INTERIORITY AND THE MIRROR.

I am introspective, pathologically so . I like to believe i know my unconscious. I have endeavored, at many points in my life, to deconstruct the lineaments of my being , so much so that i have discovered, much to my chagrin, aspects of being of whose existence i was hitherto unaware. Yet off late my exegetical excoriation has deserted me. I find myself increasingly unable to delve deep. And i think it stems from the fact that there is some repression involved, some deeper concealment of me from myself that i need to plumb.

Today i did an interesting thing. I stood in front of the mirror hoping to externalize myself and subsequently introject the significations reflected back to me. I saw my reflection, i saw myself, inescapably conjoined yet incontrovertibly split. Fragmentation cascaded from every runnel in my mind. I couldn't hep noticing that what i saw was not a bleached simulacrum of a reflection but an alien being, an extension of me, indivisible yet with a palpable agency of its own. By extrojecting myself i had rendered separate a part of me unbeknownst to myself. Yet, through this retrospective knowledge a part of my essential being was thoroughly sullied and impugned.

I know i see a reflection of myself. I know it is my own being, cleft through the mediation of the mirror in my consciousness. But the part of me that is me feels tenuous and the part of me which the mirror reflects seems anterior, hearkening back to a realm of consciousness that is unfathomable, untraversable. The hints and feelers my reflection throws at me suffuse me with inadequacy. Knowledge advances, self awareness retracts and the singularity of my becoming ebbs and flows. The reflection's otherness others me from myself because my appraising, discerning consciousness seems to have become apocryphal too.

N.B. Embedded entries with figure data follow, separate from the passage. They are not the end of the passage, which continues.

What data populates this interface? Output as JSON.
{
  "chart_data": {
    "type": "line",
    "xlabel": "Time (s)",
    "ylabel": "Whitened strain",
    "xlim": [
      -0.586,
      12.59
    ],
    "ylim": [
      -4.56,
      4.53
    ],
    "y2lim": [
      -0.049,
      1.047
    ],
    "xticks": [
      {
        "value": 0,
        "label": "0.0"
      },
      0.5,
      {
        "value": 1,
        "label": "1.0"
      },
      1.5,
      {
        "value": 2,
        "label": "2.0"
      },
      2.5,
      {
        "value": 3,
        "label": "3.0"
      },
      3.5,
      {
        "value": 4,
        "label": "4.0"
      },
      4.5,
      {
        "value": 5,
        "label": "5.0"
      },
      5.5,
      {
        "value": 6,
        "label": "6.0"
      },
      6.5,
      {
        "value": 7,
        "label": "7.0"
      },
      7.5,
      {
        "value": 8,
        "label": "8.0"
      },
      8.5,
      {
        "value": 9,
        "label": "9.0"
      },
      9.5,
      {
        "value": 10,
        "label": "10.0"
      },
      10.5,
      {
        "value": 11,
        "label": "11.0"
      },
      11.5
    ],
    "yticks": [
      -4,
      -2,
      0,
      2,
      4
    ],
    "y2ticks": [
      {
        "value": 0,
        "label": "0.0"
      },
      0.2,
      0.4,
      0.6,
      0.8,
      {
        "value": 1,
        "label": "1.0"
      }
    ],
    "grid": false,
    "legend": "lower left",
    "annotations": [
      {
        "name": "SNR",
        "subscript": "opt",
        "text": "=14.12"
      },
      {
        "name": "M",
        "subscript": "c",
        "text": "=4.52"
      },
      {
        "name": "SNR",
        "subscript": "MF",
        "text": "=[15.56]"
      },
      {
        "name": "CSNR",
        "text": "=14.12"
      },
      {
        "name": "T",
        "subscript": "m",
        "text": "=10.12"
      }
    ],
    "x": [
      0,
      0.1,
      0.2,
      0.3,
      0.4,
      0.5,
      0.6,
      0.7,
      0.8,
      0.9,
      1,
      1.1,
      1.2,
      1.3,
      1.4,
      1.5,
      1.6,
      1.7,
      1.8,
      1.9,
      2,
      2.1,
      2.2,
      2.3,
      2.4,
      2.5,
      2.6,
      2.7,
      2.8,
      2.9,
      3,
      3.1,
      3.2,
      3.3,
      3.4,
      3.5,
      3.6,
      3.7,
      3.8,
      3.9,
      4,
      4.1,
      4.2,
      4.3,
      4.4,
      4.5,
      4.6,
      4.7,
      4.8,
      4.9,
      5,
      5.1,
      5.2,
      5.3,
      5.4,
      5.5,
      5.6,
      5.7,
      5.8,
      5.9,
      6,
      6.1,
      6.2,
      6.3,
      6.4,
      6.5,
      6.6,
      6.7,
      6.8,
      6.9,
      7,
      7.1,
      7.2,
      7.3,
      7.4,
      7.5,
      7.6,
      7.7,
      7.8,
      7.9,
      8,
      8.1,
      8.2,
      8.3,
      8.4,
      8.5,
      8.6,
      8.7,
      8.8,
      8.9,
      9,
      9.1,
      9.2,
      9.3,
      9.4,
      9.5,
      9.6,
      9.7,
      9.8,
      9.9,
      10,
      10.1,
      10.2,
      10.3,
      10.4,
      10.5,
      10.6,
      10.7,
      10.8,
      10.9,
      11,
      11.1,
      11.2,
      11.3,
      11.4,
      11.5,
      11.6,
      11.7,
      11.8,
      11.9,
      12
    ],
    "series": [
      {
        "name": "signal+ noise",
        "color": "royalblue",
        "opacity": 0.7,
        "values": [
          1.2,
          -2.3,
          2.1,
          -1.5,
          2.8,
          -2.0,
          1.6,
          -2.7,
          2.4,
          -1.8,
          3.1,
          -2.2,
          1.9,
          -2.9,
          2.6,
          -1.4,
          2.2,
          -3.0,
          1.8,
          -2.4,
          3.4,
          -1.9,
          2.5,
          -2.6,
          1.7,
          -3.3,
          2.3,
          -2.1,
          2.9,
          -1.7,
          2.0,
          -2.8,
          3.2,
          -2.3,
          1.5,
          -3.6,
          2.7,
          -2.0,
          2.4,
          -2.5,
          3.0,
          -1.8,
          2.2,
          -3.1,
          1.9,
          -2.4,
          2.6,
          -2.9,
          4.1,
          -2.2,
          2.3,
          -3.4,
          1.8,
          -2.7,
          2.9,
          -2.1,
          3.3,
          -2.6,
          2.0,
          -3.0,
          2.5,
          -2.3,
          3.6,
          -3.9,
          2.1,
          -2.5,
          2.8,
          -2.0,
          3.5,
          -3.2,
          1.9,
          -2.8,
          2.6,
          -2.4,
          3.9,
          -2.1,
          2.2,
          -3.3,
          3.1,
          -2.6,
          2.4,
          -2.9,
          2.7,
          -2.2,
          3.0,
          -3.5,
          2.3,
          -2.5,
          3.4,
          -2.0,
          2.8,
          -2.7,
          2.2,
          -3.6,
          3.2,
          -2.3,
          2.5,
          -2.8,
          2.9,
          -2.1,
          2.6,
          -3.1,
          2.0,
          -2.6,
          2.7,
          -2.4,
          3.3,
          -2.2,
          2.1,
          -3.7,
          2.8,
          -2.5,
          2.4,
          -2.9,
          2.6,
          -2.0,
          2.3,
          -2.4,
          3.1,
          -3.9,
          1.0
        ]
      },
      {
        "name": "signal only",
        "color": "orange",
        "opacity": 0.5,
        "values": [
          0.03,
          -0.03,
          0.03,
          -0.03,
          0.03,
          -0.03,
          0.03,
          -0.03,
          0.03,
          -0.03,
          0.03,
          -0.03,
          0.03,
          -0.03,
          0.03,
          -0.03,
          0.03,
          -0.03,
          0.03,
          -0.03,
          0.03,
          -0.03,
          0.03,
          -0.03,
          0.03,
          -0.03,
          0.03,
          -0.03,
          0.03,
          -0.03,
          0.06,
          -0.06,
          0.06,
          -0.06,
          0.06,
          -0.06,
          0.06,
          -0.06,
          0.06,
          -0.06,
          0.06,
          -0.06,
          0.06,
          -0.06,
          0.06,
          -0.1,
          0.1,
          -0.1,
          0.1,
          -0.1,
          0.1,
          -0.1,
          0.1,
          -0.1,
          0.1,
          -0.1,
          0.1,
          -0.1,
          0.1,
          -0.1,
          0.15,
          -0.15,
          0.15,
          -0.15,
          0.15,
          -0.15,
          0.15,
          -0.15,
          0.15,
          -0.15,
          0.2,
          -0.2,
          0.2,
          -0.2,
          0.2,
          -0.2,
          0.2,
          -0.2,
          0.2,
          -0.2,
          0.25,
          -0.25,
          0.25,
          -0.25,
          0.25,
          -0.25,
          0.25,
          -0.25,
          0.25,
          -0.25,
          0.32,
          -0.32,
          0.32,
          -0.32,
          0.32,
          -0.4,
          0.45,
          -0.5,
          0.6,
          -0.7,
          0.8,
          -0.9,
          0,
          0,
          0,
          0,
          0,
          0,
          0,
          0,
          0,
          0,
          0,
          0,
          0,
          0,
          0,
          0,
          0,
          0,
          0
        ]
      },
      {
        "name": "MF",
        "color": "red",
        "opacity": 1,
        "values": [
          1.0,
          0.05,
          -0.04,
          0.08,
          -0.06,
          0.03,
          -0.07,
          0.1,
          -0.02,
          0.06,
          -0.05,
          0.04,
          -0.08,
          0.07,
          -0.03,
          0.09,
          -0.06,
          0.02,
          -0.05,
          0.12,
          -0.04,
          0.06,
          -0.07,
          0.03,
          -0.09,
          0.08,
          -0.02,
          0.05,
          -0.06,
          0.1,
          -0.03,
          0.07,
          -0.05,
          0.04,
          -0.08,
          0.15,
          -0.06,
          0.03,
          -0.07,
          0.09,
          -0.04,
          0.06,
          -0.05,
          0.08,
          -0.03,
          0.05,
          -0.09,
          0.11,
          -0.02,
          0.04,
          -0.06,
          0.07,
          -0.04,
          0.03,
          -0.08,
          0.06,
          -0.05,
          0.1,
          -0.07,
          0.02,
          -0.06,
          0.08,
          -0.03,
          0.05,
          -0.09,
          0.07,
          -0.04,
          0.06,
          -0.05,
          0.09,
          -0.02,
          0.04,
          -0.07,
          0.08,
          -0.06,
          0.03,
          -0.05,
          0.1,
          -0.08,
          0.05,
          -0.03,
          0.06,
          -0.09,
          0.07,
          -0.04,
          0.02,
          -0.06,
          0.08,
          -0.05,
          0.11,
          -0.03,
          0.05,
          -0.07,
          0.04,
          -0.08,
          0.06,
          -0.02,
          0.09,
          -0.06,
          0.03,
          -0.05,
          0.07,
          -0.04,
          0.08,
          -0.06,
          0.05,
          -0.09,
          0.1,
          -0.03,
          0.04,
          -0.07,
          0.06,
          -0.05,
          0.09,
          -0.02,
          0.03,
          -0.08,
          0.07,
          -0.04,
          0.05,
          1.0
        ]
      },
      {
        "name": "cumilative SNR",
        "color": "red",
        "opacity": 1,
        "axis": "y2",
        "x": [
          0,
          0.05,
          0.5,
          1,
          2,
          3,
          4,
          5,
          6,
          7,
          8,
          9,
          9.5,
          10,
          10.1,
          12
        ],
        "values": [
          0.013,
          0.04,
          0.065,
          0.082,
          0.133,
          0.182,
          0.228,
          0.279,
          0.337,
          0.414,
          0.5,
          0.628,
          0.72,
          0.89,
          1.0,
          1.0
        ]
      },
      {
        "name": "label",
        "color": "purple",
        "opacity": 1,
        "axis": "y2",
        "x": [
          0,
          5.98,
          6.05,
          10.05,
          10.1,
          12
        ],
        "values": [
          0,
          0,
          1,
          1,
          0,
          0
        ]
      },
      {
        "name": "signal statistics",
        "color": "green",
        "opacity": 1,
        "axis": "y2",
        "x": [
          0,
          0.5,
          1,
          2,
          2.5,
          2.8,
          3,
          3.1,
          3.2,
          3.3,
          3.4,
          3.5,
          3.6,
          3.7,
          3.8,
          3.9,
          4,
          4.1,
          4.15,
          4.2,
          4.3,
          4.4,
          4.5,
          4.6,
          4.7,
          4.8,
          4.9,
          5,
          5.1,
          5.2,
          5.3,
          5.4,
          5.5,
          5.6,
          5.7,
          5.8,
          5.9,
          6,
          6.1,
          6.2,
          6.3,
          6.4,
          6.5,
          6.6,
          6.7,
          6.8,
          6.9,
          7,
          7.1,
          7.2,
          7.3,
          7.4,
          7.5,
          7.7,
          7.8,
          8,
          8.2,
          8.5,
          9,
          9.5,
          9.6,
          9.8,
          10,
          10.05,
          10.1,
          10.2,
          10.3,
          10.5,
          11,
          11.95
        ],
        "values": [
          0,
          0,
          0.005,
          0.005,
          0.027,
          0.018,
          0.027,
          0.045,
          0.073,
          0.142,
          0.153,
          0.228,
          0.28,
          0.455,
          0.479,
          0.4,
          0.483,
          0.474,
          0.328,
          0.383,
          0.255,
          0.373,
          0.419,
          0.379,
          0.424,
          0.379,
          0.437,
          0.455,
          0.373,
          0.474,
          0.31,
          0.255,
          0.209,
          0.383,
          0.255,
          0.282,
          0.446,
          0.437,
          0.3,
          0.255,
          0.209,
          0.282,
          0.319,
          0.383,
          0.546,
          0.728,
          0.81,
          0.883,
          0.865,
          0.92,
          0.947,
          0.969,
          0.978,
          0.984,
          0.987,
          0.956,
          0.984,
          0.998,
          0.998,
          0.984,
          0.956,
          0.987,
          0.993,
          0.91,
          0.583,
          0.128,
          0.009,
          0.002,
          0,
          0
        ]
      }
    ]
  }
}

What, then, am i promulgating? That i have no telos or does the mirror have no reality? The veraciousness of seemingly disparate phenomena surely lies in between. What the mirror revealed today, in parenthesis was how unknowable i was to myself, was to be to myself. Any factuality, arrived at with any modicum of exactitude, would, of necessity, be dubious and inauthentic. I felt relieved and reprieved yet discomfited and unnerved. The sole conclusion of my unceasing ruminations, incisive  peregrinations into myself was that i could never know myself in entirety. The reality of indeterminacy and irresolution of even the most sacred and inviolable fulcrum of being, my own self, required a relinquishment of self regard and augmentation of a jouissance i could not access but experience. This made a metaphysician out of me.